Personnel rules that give teachers with more seniority more control over where they teach will send the most senior, best paid teachers to the middle-class schools and the rookies to the schools full of poor children—guaranteeing that districts actually spend more on their well-off students than on their low-income students.
It doesn’t have to be this way. In today’s world, where change is the norm, we need flexible, nimble public schools.
That’s one reason public charter schools were invented three decades ago. These schools, operated mostly by nonprofit organizations outside the control of school districts and free of most bureaucratic rules, find it much easier to innovate.
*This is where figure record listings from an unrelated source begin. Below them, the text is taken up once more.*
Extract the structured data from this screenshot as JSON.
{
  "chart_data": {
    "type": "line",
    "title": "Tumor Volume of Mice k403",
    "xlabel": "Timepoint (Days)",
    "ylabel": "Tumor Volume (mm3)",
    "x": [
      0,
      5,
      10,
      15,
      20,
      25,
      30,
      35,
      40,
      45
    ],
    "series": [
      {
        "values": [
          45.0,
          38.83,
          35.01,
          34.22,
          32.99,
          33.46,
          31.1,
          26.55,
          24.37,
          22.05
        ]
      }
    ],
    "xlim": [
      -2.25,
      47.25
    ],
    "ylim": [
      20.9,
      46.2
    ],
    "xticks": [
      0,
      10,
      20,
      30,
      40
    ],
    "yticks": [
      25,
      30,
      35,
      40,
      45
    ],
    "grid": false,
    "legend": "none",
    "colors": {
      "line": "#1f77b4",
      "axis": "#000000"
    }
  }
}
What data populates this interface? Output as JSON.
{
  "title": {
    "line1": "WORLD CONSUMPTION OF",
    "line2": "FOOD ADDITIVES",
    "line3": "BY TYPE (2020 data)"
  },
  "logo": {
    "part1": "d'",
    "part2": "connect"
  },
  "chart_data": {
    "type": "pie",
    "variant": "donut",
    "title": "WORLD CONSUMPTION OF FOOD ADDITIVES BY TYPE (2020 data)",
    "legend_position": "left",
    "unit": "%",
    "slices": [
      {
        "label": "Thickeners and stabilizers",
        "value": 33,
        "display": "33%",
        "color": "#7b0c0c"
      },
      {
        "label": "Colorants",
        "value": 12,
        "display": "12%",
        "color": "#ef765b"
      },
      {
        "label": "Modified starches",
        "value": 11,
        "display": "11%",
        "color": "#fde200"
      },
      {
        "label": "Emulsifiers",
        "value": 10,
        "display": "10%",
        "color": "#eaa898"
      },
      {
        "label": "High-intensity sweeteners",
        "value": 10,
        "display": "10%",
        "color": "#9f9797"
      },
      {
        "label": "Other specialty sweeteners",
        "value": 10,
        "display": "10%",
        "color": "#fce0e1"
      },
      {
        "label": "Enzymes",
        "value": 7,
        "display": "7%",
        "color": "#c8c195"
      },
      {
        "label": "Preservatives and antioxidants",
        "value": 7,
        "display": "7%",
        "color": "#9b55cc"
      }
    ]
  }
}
In return for this luxury, they are held accountable for their performance—often closed or replaced if their students are not learning enough.
In this crisis, the education media has been full of stories of charter schools shifting rapidly to remote learning. You can read inspiring examples here, here, here, and here.
A few school districts, in Denver and Indianapolis and San Antonio, have embraced chartering as part of district strategy. They have learned that effective information-age organizations are decentralized, mission-driven rather than rule-driven, results-oriented, customer-driven, and competitive. These principles, outlined in a book I wrote with Ted Gaebler, Reinventing Government, capture the essence of why charter schools usually perform better than district-operated schools.
One large urban district embodies all of these principles: New Orleans Public Schools, where every public school is chartered. Central headquarters is small because it doesn’t operate schools. Its job is to steer the system, not to row every boat.
When Mardi Gras celebrations spread the coronavirus throughout New Orleans, the school district quickly bought 10,000 Chromebook laptops and 5,000 wireless hotspots and launched forty-five sites for “grab-and-go” meals and eleven sites for hot dinners.
Free of constraining rules and union contracts, the schools quickly pivoted to remote learning. “Traditional districts are like luxury cruise ships: If they want to change direction, it’s going to take a long time,” explains Patrick Dobard, who led the state’s Recovery School District, which spearheaded the transition to an all-charter system. “New Orleans is like a bunch of swift boats: When we need to change directions, we’re able to change nimbly, and quickly.”
The new virus has once again shown us how badly we need swift boats, not ocean liners. It is high time we reinvented our public school systems.